Egypt, where Mursi has his roots in Hamas's spiritual mentors the Muslim Brotherhood, is acting as a mediator in the biggest test yet of Cairo's 1979 peace treaty with Israel since the fall of Hosni Mubarak early last year.

"I think we are close, but the nature of this kind of negotiation, (means) it is very difficult to predict," Egyptian Prime Minister Hisham Kandil, who visited Gaza on Friday in a show of support for its people, said in an interview in Cairo for the Reuters Middle East Investment Summit.

Egypt has been hosting leaders of both Hamas and Islamic Jihad, a smaller armed faction.

Israeli media said a delegation from Israel had also been to Cairo for truce talks. A spokesman for Netanyahu's government declined comment on the matter.

Egypt's foreign minister, who met UN chief Ban on Monday, is expected to visit Gaza on Tuesday with a delegation of Arab ministers.

THOUSANDS MOURN FAMILY

Israel: Diplomacy preferred but ready to invade Gaza

Palestinian relatives of nine members of the al-Dalu family mourn during their funeral in Gaza City, Nov 19, 2012. [Photo/Agencies]

Thousands turned out on Gaza's streets to mourn four children and five women who were among 11 people killed in an Israeli air strike that flattened a three-storey home the previous day.

The bodies were wrapped in Palestinian and Hamas flags. Echoes of explosions mixed with cries of grief and defiant chants of "God is greatest!".

Those deaths drew more international calls for an end to hostilities and could test Western support for an offensive that Israel billed as self-defence after years of cross-border rocket attacks.

Israel said it was investigating the strike that brought the home crashing down on the al-Dalu family, where the dead spanned four generations.
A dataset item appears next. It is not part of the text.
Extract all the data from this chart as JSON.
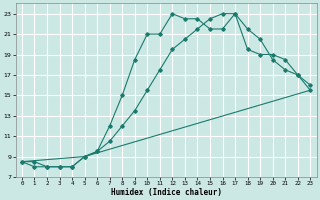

Some Israeli newspapers said the house might have been targeted by mistake.

In scenes recalling Israel's 2008-2009 winter invasion of the coastal enclave, tanks, artillery and infantry have massed in field encampments along the sandy, fenced-off border.

Israel has also authorised the call-up of 75,000 military reservists, so far mobilising around half that number.

The Gaza fighting adds to worries of world powers watching an already combustible region, where several Arab autocrats have been toppled in popular revolts in the past two years and a civil war in Syria threatens to spread beyond its borders.

In the absence of any prospect of permanent peace between Israel and Islamist factions such as Hamas, mediated deals for each to hold fire unilaterally have been the only formula for stemming bloodshed in the past.

Hamas and other groups in Gaza are sworn enemies of the Jewish state, which they refuse to recognise and seek to eradicate, claiming all Israeli territory as rightfully theirs.

Hamas won legislative elections in the Palestinian Territories in 2006. A year later, after the collapse of a unity government under President Mahmoud Abbas, it seized Gaza in a brief civil war with Abbas's forces.